AMD Readies "Lottery-Core" CPUs
Barence writes "AMD has announced a radical shake-up of its CPU strategy, in an exclusive interview with PC Pro. The company has revealed that the next generation (codenamed Tyche) will be offered as a single 'lottery-core' SKU, with the number of functional cores in each part left for the customer to discover. 'We know gaming is very important to our customers,' explained regional marketing manager Ffwl Ebrill, 'and we're innovating to bring that win-or-lose experience out of the virtual world and into the marketplace.' Anyone discovering more than ten functional cores could consider themselves 'a lottery winner,' while unfortunates discovering their new CPU had no working cores at all would be encouraged to 'roll again.'"
How about you get the number of cores proportional to the post number? FIRST!
Wait a sec...holding off on this one...
No no. Seems completely legit to me.
Om, nomnomnom...
Didn't go over so well. Just ask newegg.
Stop with the April fools posts already!
Let's not forget NewEgg's recent version of this promotion with their "Zero chips--- you're a loser!" packages.

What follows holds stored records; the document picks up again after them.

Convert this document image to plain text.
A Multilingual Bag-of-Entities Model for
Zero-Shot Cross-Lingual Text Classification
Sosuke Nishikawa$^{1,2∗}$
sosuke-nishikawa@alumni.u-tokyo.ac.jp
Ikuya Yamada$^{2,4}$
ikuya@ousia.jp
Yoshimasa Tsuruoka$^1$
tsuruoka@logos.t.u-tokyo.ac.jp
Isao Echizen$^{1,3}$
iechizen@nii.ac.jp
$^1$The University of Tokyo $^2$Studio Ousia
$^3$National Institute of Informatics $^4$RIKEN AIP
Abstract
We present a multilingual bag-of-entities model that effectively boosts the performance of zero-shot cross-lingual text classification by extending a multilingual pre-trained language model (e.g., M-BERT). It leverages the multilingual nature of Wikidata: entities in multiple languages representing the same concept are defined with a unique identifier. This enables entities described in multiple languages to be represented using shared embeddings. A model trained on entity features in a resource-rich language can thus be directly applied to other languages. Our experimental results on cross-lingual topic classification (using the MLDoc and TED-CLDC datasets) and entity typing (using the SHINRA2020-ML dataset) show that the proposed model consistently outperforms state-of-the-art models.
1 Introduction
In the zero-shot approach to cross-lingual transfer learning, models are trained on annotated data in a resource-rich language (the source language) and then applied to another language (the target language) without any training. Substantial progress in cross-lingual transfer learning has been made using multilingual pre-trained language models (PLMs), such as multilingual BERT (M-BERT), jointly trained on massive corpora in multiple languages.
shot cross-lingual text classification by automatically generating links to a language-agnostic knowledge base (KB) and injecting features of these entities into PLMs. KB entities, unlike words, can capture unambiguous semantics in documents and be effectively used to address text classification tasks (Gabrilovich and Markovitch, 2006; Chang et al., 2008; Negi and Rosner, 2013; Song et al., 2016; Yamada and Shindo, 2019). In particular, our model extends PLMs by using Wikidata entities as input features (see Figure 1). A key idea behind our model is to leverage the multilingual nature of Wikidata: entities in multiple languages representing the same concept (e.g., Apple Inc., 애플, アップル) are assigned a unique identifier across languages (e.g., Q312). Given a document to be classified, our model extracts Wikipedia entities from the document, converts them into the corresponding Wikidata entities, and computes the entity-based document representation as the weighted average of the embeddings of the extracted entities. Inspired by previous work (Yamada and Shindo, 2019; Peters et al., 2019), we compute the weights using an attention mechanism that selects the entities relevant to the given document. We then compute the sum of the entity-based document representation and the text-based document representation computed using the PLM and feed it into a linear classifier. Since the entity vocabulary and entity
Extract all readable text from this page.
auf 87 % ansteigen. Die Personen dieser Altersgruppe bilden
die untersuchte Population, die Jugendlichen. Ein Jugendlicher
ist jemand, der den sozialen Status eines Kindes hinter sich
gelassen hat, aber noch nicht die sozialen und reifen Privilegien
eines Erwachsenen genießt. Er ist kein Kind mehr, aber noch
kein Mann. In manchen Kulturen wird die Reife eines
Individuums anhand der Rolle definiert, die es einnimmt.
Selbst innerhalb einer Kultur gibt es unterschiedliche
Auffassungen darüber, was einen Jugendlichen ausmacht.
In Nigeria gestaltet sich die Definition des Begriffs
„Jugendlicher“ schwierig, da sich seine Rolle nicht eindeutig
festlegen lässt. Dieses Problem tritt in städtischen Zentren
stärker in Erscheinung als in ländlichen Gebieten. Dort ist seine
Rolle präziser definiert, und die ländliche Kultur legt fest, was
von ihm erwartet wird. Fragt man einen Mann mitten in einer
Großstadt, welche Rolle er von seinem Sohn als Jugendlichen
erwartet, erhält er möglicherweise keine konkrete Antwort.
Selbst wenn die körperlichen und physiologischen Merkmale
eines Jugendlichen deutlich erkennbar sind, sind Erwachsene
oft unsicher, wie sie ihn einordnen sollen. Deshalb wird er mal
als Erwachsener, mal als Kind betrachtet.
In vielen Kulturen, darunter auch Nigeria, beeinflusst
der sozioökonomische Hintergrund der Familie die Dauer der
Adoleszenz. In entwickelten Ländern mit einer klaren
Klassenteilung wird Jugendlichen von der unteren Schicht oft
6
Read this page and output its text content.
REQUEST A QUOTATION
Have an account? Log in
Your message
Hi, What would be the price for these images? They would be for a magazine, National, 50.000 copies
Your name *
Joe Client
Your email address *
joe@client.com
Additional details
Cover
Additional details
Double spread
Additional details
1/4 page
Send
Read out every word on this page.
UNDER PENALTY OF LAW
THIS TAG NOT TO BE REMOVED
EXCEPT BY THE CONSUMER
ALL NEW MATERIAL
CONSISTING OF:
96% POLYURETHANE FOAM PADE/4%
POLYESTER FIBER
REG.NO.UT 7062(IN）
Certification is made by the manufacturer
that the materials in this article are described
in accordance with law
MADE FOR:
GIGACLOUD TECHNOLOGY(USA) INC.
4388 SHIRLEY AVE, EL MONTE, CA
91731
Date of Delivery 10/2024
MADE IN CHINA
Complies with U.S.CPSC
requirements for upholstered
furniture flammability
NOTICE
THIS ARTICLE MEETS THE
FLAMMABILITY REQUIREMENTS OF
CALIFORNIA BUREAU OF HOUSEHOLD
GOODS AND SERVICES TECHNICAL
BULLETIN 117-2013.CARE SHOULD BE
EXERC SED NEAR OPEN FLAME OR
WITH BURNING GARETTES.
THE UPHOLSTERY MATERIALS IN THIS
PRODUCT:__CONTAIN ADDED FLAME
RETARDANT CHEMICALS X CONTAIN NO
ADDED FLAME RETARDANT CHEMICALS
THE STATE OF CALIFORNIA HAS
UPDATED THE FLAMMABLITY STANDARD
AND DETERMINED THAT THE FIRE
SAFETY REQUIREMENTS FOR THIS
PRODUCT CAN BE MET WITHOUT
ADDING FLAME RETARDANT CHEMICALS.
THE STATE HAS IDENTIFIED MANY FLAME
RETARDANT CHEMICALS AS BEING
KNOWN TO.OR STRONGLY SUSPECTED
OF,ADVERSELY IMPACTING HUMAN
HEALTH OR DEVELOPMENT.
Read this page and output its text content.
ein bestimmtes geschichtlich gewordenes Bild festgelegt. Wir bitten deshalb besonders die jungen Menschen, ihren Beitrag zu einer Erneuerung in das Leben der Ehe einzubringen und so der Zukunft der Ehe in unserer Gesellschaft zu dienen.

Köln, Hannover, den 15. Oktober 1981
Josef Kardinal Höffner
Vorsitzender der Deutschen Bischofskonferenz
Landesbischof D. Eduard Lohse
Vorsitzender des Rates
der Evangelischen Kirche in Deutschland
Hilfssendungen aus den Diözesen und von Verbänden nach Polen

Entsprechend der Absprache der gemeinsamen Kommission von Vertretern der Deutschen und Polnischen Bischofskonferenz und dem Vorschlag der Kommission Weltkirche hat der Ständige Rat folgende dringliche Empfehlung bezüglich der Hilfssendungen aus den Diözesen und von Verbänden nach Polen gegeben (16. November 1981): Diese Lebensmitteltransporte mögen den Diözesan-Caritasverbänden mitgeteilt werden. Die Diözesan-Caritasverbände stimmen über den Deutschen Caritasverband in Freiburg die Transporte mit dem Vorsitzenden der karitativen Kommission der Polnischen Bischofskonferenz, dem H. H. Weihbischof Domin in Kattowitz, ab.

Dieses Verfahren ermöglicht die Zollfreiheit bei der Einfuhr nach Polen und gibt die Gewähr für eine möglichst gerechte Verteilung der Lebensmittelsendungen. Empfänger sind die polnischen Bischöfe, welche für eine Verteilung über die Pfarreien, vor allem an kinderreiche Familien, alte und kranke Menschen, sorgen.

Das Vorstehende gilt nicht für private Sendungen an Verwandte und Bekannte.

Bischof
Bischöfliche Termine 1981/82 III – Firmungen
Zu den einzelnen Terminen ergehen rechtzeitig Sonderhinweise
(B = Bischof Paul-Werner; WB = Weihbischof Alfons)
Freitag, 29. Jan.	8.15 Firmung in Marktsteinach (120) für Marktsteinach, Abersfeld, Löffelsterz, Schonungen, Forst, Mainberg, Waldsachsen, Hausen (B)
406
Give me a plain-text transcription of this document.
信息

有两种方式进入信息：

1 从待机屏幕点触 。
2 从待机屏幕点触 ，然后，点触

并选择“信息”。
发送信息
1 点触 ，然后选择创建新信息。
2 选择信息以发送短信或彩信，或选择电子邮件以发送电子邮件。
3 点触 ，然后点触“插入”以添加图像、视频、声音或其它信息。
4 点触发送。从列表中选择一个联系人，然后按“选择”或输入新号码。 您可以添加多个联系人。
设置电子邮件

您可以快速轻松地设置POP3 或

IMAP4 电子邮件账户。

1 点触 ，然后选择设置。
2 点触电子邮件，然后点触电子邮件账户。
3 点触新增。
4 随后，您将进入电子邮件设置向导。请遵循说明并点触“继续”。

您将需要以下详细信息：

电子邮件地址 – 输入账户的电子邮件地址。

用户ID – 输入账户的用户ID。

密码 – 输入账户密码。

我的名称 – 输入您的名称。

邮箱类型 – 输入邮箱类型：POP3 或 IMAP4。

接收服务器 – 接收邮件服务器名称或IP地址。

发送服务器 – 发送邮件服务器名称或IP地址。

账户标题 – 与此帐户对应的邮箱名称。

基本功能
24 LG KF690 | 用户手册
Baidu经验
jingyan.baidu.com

Take a machine designed to give out specific units of force, and balls designed to weigh the same weight they are prescribed, and you've got a very predictable physical system.
Even if it is predictable, it isn't necessarily tractable. The air inside one of those table tennis ball blenders, for instance, is a chaotic system. The "specific units of force" aren't always constant given fluctuations in power supply.
your state lottery is just as random as the PRNG at headquarters.
More likely, the PRNG that dictates exactly how long the machine runs isn't entirely pseudo but instead tied to an entropy-gathering process such as hashing room noise received through the microphone.
Except they don't, because the vast majority of the systems are based on the concept of turbulent flow of a fluid (in this case air generally), which is for all practical purposes due to the number of variable points of deflection impossible to model for any time period signifigant enough to allow for predictions of these machines as they are designed to long pass this point before the balls would lock in position.
Heck trying to model turbulent flow on a fixed path is hard enough, trying to model turbulent flow through a mass of shifting floating deflectors is downright masochistic.
a handful of selfish greedy people are no match for millions of selfish, greedy people -u4ya
and given that you have to lock in your picks before you even know the initial state, i wouldn't worry too much about it.
To whomever decided to add the 'dontruinitwithtags' tag ...
IT WAS RUINED ALREADY WITH THE OTHER 9 GOD DAMN APRIL FOOLS POSTS. ENOUGH ALREADY.
I get excited at a glimmer of hope of something to read while I sit here and wait for this batch to run ... only to find out another moronic April Fools post was made ... because 10 in one day just isn't enough.